In 2022, Lazarus hackers stole $1.7 billion from various victims. Tornado Cash,, and Sinbad received most of that money. Elliptic, a blockchain intel startup, suggested Blender’s team launched Sinbad.

One major element may affect illicit transactions statistics: Chainalysis reported that sanctioned companies accounted for 43% of unlawful transactions in 2022.

Chainalysis claimed sanctioned business Garantex undoubtedly receives payments from “Russian consumers using a Russian exchange,” although most compliance professionals consider these transactions unlawful.

The U.S. sanctioned Hydra, Garantex,, and Tornado Cash in 2022. According to Chainalysis, 6.1% of Garantex’s funds were illegal (still 20 times more than centralized exchanges) and 34% of Tornado Cash’s.

Sanctions severely reduced Tornado Cash’s funding, while Garantex continued to get payments through frauds and darknet stores, Chainalysis reported.

Mixers moved $7.8 billion in crypto in 2022, down from $11.5 billion in 2021. Last year, the OFAC sanctioned mixers Tornado Cash and for being used by North Korean hacker organization Lazarus.

Chainlaysis stated ransomware criminals move extorted money to centralized crypto exchanges, leaving crypto infrastructure vulnerable. Chainalysis reported that centralized exchanges continue to receive illegal cash despite increased law enforcement scrutiny.

“In DeFi attacks, attackers often wind up with tokens that aren’t listed on other exchanges, so they need to use decentralized exchanges (DEXes) to trade them for more liquid crypto assets,” according to the research.

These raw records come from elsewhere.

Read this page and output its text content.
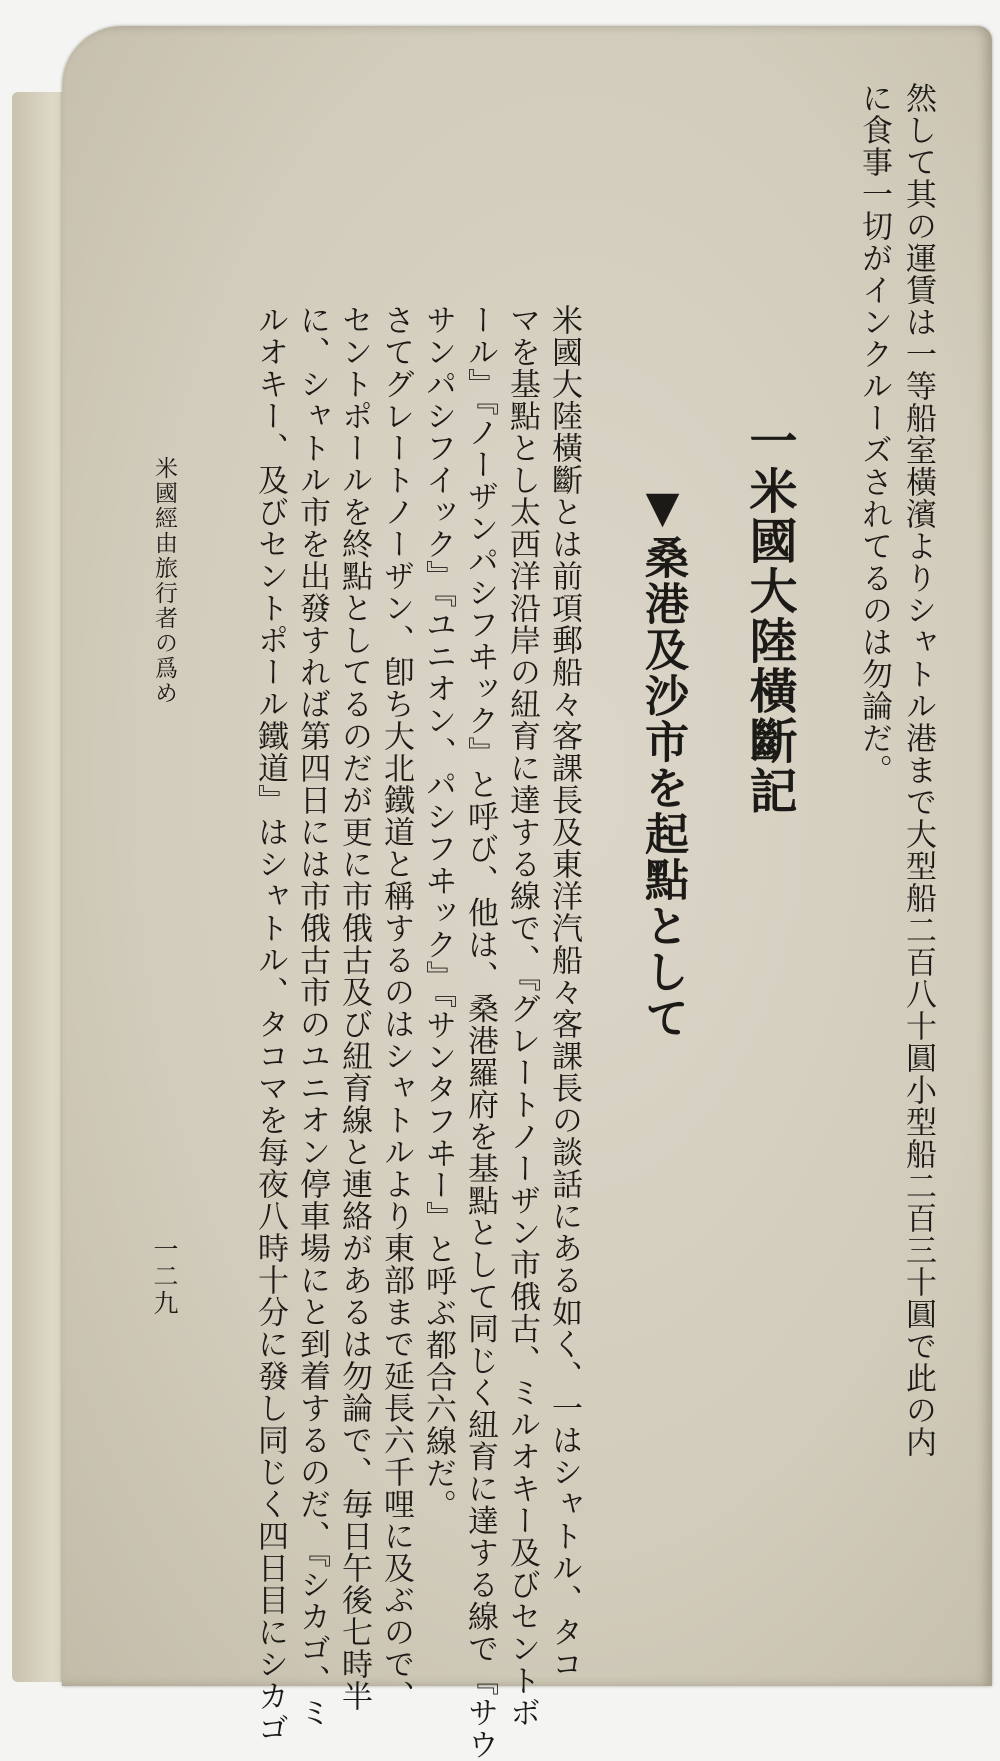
然して其の運賃は一等船室橫濱よりシャトル港まで大型船二百八十圓小型船二百三十圓で此の内
に食事一切がインクルーズされてるのは勿論だ。
一米國大陸橫斷記
▼桑港及沙市を起點として
米國大陸橫斷とは前項郵船々客課長及東洋汽船々客課長の談話にある如く、一はシャトル、タコ
マを基點とし太西洋沿岸の紐育に達する線で、『グレートノーザン市俄古、ミルオキー及びセントボ
ール』『ノーザンパシフヰック』と呼び、他は、桑港羅府を基點として同じく紐育に達する線で『サウ
サンパシフイック』『ユニオン、パシフヰック』『サンタフヰー』と呼ぶ都合六線だ。
さてグレートノーザン、卽ち大北鐵道と稱するのはシャトルより東部まで延長六千哩に及ぶので、
セントポールを終點としてるのだが更に市俄古及び紐育線と連絡があるは勿論で、毎日午後七時半
に、シャトル市を出發すれば第四日には市俄古市のユニオン停車場にと到着するのだ、『シカゴ、ミ
ルオキー、及びセントポール鐵道』はシャトル、タコマを每夜八時十分に發し同じく四日目にシカゴ
米國經由旅行者の爲め
一二九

Bitzlato, whose founder and staff were jailed in January, and other cybercriminals use darknet sites, mixers, and centralized exchanges with poor KYC (Know Your Customer) security.

The report examines Deadbolt, a 2022 ransomware variant. Deadbolt operators targeted small businesses and individuals and earned almost $2.3 million from 4,923 victims, who averaged $476 per, in 2022.

This gang sent ransom-payers decryption keys: After a victim sent bitcoin to Deadbolt’s address, another transaction would automatically send back a little amount of bitcoin (about $1) with the decryption key in the OP-RETURN field.

The Dutch Royal Police, which investigated the gang, obtained decryption keys for a dozen victims without their money using this mechanism: After receiving the key, the police returned payout transactions to the hackers via the replace-by-fee mechanism.

Replace-by-fee lets miners add a more profitable transaction to the Bitcoin blockchain by replacing an already began transaction with a new one with a higher fee. The original transaction becomes invalid because the bitcoin is already spent.



Crypto products and NFTs are unregulated and can be highly risky. There may be no regulatory recourse for any loss from such transactions. Crypto is not a legal tender and is subject to market risks. Readers are advised to seek expert advice and read offer document(s) along with related important literature on the subject carefully before making any kind of investment whatsoever. Crypto market predictions are speculative and any investment made shall be at the sole cost and risk of the readers.